A young UK-based startup called Favilous has joined the crowded social bookmarking space. It hopes to differentiate itself from the legions of existing bookmarking services by building a community behind the bookmarks, so users can share descriptions of sites and help each other discover new online destinations (see a clip from one of their tour slides below).
On the site, users can see other users’ popular bookmarks as well as the most popular bookmarks in various categories, including “Top Sites” and picks for categories such as food, entertainment, and travel. Once you sign up, you pick a number of categories, for example, blogs or music, that are of interest to you. Favilous populates the top sites in each of those categories, and to edit this list, you need to expand the category to see “all sites” and narrow it down from there, or else enter in a URL manually.

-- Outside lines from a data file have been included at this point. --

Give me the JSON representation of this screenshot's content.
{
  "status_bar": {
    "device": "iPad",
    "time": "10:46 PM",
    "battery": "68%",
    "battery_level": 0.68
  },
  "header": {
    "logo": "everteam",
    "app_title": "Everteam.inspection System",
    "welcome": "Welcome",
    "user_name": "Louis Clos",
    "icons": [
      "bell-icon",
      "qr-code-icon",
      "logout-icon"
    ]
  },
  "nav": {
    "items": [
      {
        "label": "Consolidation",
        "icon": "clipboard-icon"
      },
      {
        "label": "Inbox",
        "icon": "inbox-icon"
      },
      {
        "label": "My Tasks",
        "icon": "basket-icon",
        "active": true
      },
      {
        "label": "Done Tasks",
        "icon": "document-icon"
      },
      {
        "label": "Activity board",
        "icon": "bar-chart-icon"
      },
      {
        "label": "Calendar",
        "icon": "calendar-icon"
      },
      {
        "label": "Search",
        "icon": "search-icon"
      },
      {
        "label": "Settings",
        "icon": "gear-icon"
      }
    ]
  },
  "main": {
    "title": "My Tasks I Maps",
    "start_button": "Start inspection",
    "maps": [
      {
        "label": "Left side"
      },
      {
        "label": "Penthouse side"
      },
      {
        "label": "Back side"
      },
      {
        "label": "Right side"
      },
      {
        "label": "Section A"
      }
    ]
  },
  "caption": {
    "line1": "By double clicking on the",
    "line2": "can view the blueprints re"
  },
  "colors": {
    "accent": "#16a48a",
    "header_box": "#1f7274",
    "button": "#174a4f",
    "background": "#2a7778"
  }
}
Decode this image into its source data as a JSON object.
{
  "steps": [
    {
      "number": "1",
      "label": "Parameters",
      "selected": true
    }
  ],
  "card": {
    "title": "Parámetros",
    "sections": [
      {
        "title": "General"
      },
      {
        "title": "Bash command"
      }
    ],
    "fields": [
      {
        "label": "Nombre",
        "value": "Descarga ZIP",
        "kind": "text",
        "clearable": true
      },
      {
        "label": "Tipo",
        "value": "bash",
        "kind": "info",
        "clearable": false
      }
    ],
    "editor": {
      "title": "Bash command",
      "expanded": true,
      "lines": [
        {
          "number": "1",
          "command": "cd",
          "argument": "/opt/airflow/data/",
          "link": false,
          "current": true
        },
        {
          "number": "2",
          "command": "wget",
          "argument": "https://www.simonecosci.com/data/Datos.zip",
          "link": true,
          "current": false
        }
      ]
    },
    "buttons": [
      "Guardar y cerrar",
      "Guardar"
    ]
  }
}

At this point, there is no way to transfer bookmarks directly from a browser upon registration, but that is about two weeks away, according to founder Steve Whyley. Right now, it seems a bit too manual to me, and that may be why the service hasn’t seen much pickup, accumulating just under 200 users in about a week.
The company also plans to add customized theme pages in the coming weeks as well as the ability to integrate social networking profiles so you can easily share bookmarks with your friends.
The company plans to make money in 3 ways: by licensing the API to businesses and allowing them to customize Favilous for their own needs; by creating a subscription model to bookmark music playlists (they have reached out to Spotify to allow users to bookmark their playlists); and to possibly look at affiliate relationships and advertise to users, although they are hesitant to do that at this time.
The site is better looking than a lot of its competitors, but whether or not it will make for a better social bookmarking experience won’t be evident until the promised features roll out in the next couple of weeks.
Favilous was founded by Whyley and Mike Doyle. Competitors include Pinboard, Instapaper, which charges for its iPhone app but not for use of its site, and Delicious, which is free. Favilous is self-funded.